I like to surprise her with nice gifts from time to time. I always went out of my way to make her know I cared. Yet, I barely get any effort in return. 

Has anyone else dealt with this? I know I am imposing my style on her and I should not expect her to behave as I do. Yet, It would be nice to see some effort from her to show me she loved me after all the crud she put me and our kids through with her addiction. 
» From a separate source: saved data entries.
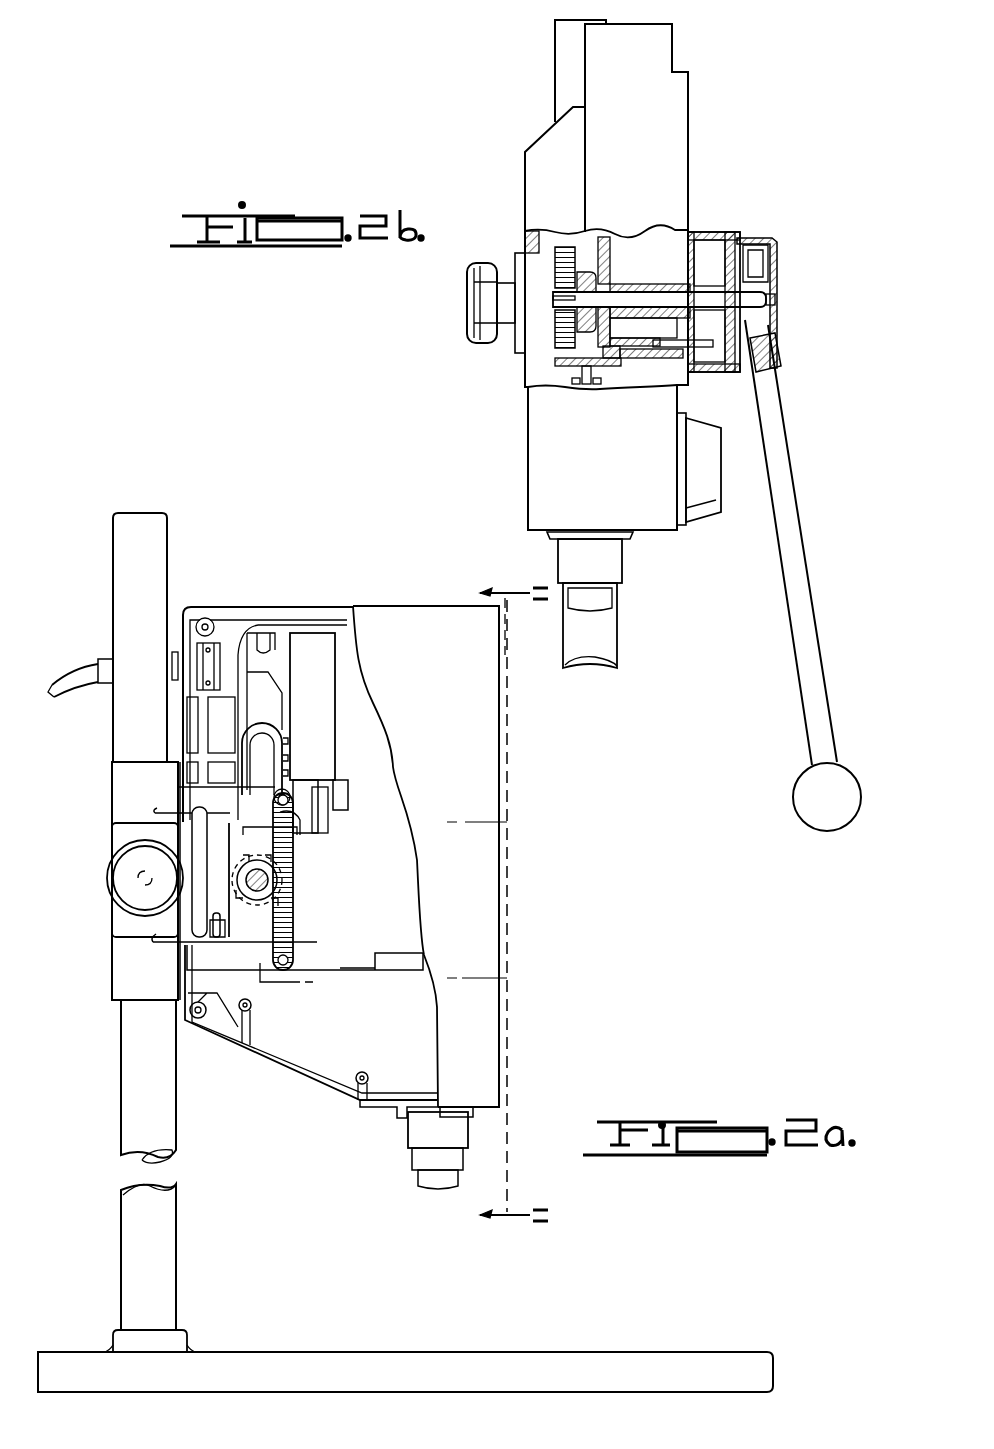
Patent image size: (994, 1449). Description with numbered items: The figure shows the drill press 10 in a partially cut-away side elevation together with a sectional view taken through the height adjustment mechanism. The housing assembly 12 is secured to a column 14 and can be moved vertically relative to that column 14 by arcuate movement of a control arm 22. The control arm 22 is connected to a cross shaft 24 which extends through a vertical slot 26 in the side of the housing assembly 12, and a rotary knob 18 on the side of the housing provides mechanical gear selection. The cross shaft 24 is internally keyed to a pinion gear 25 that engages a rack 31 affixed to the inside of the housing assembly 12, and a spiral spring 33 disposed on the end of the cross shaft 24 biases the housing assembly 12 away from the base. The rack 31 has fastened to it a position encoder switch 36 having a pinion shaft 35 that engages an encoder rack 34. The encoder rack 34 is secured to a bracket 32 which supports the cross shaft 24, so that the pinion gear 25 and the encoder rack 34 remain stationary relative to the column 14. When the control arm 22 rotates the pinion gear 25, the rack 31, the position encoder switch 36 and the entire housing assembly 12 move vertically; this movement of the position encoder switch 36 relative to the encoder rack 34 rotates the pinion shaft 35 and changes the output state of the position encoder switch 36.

In FIG. 2B, the drill press 10 is at (752, 170).
In FIG. 2A, the drill press 10 is at (399, 548).
In FIG. 2B, the housing assembly 12 is at (553, 127).
In FIG. 2A, the housing assembly 12 is at (433, 606).
In FIG. 2B, the column 14 is at (605, 626).
In FIG. 2A, the column 14 is at (165, 1116).
In FIG. 2B, the rotary knob 18 is at (702, 486).
In FIG. 2B, the control arm 22 is at (797, 551).
In FIG. 2B, the cross shaft 24 is at (628, 298).
In FIG. 2A, the cross shaft 24 is at (270, 880).
In FIG. 2B, the pinion gear 25 is at (587, 270).
In FIG. 2A, the pinion gear 25 is at (258, 913).
In FIG. 2A, the vertical slot 26 is at (243, 774).
In FIG. 2A, the rack 31 is at (303, 640).
In FIG. 2A, the bracket 32 is at (122, 792).
In FIG. 2B, the spiral spring 33 is at (555, 342).
In FIG. 2A, the encoder rack 34 is at (290, 928).
In FIG. 2A, the pinion shaft 35 is at (286, 820).
In FIG. 2A, the position encoder switch 36 is at (335, 780).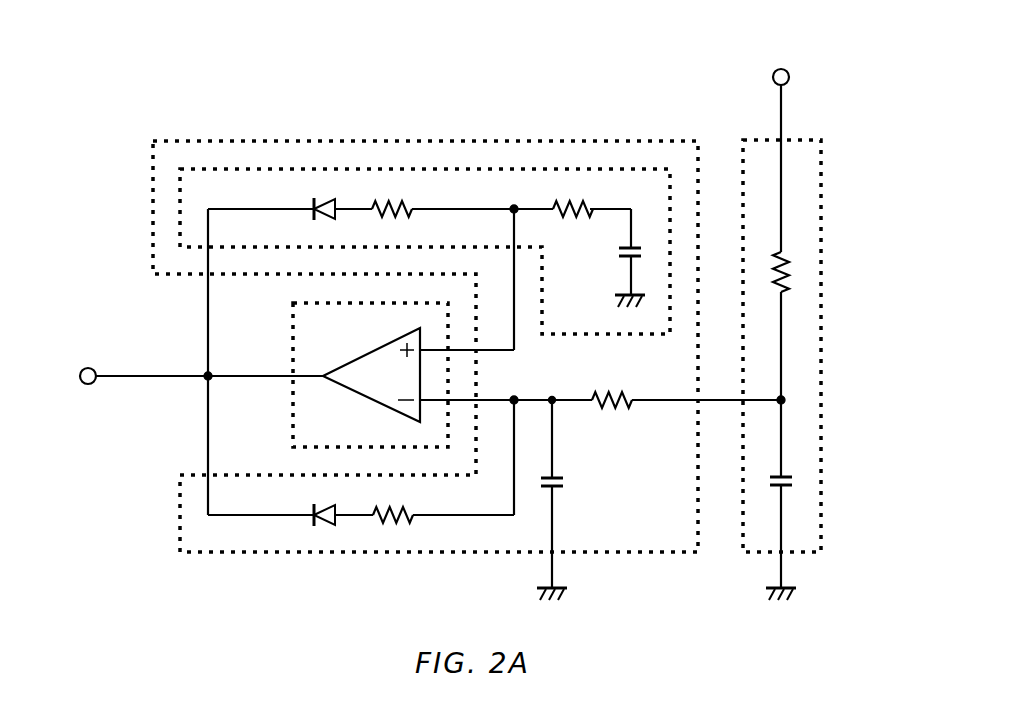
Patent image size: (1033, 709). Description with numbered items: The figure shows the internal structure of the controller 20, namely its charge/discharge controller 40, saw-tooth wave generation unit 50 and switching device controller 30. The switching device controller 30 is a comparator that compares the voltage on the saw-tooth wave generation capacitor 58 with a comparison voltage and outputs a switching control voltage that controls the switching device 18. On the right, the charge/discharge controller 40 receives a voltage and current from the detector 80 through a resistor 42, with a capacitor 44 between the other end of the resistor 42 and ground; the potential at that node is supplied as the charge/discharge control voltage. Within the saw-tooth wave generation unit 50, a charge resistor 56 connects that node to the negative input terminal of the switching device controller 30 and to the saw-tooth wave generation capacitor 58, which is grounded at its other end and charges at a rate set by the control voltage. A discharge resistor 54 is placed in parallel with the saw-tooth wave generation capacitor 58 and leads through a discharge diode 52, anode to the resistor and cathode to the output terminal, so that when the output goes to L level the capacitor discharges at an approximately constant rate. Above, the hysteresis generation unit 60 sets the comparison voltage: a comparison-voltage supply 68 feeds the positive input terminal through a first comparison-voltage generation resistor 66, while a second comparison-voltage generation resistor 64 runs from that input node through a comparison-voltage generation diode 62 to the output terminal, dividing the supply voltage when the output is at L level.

The controller 20 is at (872, 18).
The switching device 18 is at (73, 377).
The detector 80 is at (780, 63).
The switching device controller 30 is at (292, 336).
The charge/discharge controller 40 is at (821, 187).
The resistor 42 is at (790, 268).
The capacitor 44 is at (795, 485).
The saw-tooth wave generation unit 50 is at (228, 553).
The discharge diode 52 is at (326, 522).
The discharge resistor 54 is at (395, 525).
The charge resistor 56 is at (614, 412).
The saw-tooth wave generation capacitor 58 is at (565, 486).
The hysteresis generation unit 60 is at (624, 169).
The comparison-voltage generation diode 62 is at (323, 196).
The second comparison-voltage generation resistor 64 is at (400, 198).
The first comparison-voltage generation resistor 66 is at (568, 198).
The comparison-voltage supply 68 is at (632, 256).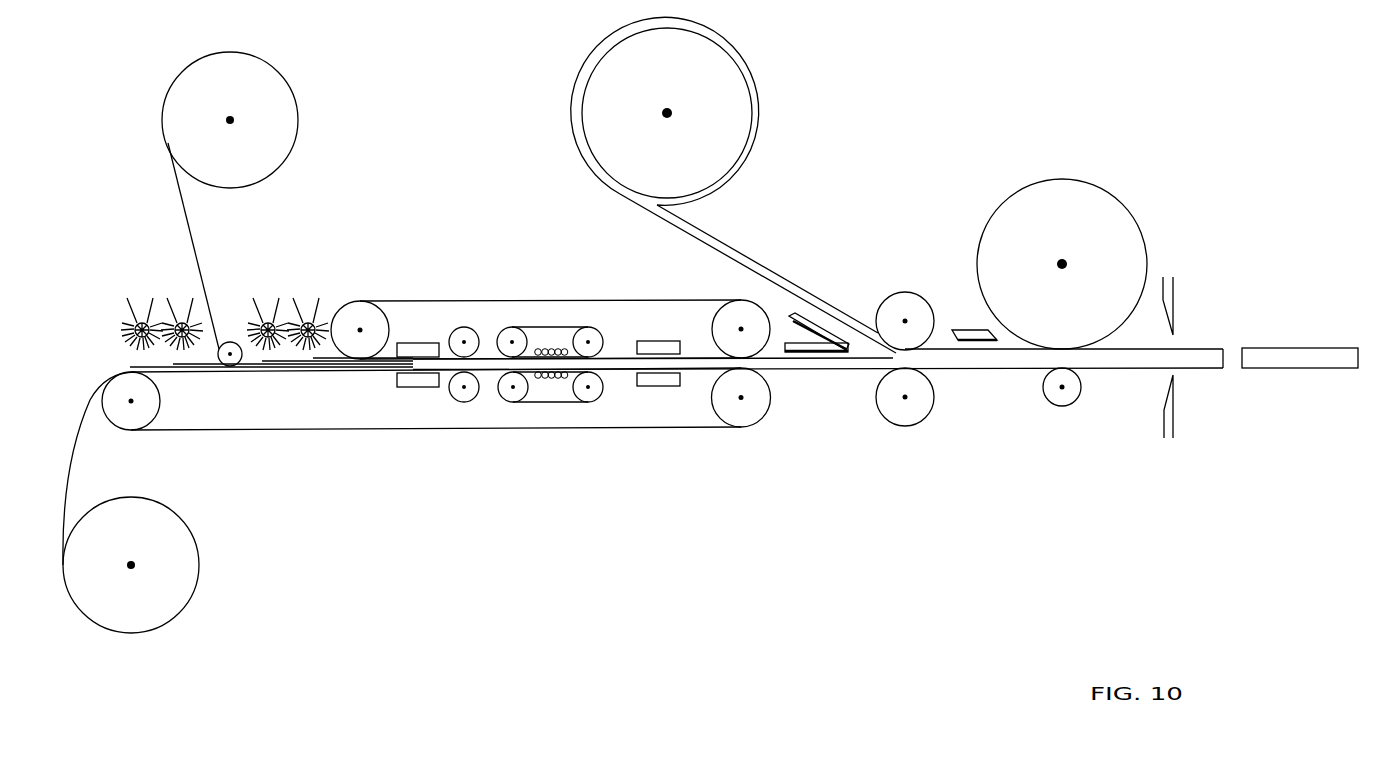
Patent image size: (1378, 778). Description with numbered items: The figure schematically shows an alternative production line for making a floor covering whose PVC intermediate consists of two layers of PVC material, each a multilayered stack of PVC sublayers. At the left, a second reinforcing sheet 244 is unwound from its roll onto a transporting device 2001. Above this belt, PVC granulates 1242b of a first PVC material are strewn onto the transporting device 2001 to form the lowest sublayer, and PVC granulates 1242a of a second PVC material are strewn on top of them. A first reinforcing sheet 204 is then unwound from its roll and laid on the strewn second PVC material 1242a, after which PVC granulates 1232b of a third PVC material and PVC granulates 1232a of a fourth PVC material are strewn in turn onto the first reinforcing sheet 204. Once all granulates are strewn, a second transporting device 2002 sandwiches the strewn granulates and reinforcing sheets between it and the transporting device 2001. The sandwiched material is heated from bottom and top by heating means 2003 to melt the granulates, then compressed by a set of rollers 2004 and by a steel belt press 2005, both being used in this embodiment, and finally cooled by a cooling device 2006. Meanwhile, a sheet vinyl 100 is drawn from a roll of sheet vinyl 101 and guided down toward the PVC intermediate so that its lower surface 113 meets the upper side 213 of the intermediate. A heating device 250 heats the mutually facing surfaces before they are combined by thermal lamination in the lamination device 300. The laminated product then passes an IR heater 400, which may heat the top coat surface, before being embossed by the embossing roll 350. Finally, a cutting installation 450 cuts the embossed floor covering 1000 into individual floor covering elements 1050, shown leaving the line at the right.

The first reinforcing sheet 204 is at (241, 82).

I guess I am just tired of trying. This may have been my last straw at 20 years. No more special gifts. No more extra effort to surprise her with flower. I'll get the cards. I'll buy the flowers but my heart is just not in all the effort when I don't get it in return.


----------



## Trying2figureitout

Zak68 said:


> I wonder if it will last.
> 
> My wife is a recovering alcoholic. Tried to kill herself in 2009, rehab, we split for a few months, got back together. She has been sober since. 5-6 years of heavy addiction and the wear and tear on our marriage. Add to that she had a 6 mo affair with my best friend during all of that.
> 
> Sept will be 4 years sober for her and she is doing well. I see the woman I loved back in my life.
> 
> The problem is our marriage just seems to be well down the ladder on her importance list. Recovery, Religion, herself. It's all focused on her.
> 
> For our 20th yesterday I had been saving up money for a year to get her something nice. I also got her flowers (only missed 1 birthday, zero valentines, zero mother's days & zero anniversaries in 20 years) and made her dinner.
> 
> She left my card at work, nothing special. Just Happy Anniversary and thanks for all the wonderful gifts.
> 
> It's pretty much been this way for 20 years and I try to tell myself it's just not in her nature to be forward thinking and try to do special things.
> 
> I like to surprise her with nice gifts from time to time. I always went out of my way to make her know I cared. Yet, I barely get any effort in return.
> 
> Has anyone else dealt with this? I know I am imposing my style on her and I should not expect her to behave as I do. Yet, It would be nice to see some effort from her to show me she loved me after all the crud she put me and our kids through with her addiction.
> 
> I guess I am just tired of trying. This may have been my last straw at 20 years. No more special gifts. No more extra effort to surprise her with flower. I'll get the cards. I'll buy the flowers but my heart is just not in all the effort when I don't get it in return.


We just each did the card exchange at 20 kinda pathetic.. no gifts until things get more equal. You'll learn.
Start matching her indifference.

Basically at some point match her effort exactly....I'm slowly getting there and will if we get to my decision point without needed change.

Give her a reason to do more. Usually that is in response to you withholding what you used to do. Why work when its free? is her thinking.
I plan to go on strike if we get there.


----------



## Amplexor

I know this gets suggested a lot, but read "The Five Love Languages" It sounds like you are not understanding each others and this might help. She needs to find a way to put more emphasis on you and the marriage. She needs to understand what tells you she loves you and try and improve. It is very possible that "Gift Giving" is not her language at all and that is why she doesn't reciprocate.


----------



## Zak68

I want to talk to her about it but I feel if I say something then any effort on her part after that is just to make me happy, not out of her wanting to express herself to me.

It's the old double standard. If I were to forget I know all hell would break loose. She's forgotten about a dozen times in our marraige and only once bought me an anniversary gift.

I do understand this is just my way. Life is hectic and I want to let her know I think about her and appreciate her being in my life.

I should just step back and be me. I tell my kids you can only hold yourself accountable for your actions. Other people will do what they will do. Just take care of yourself.


----------



## Faithful Wife

Zak....how do you recover from an affair between your wife and your best friend?

I know that some affairs happen due to lack of boundaries, etc. But with your best friend? 

I guess what I'm getting at is that it seems your wife has no regard for your feelings just from that alone...so the rest of it...I have to wonder, has she EVER shown any good solid loving feelings for you?


----------



## Madman1

Why would you keep a woman like that?
Do you think this is the best you deserve or can do?


----------



## Mavash.

Have you sought help for your codependency?


----------



## Thebes

Your wife sounds like my husband in ways only he has cheated also. He's not a loving person unless you count when he grabs at me when he has been looking at porn and I strongly question if he wants to be with me after some things that were said.

He remembered only one anniversary in all the years we have been married. Only one valentines present after an affair. I guess its my cheating gift, never wear it. 

He knows how much I need him to just say I love you but he won't and now I won't start sex with him. We have sex about twice a month. Was going all out for him but if he can't do that one thing for me after everything he has done and said I can't go out of my way for him no more. I'm done trying to please him. If just being here is suppose to be good enough for me, he said that, then it will have to be good enough for him.

If she is like my husband she will not change. You'll either have to accept it or leave.


----------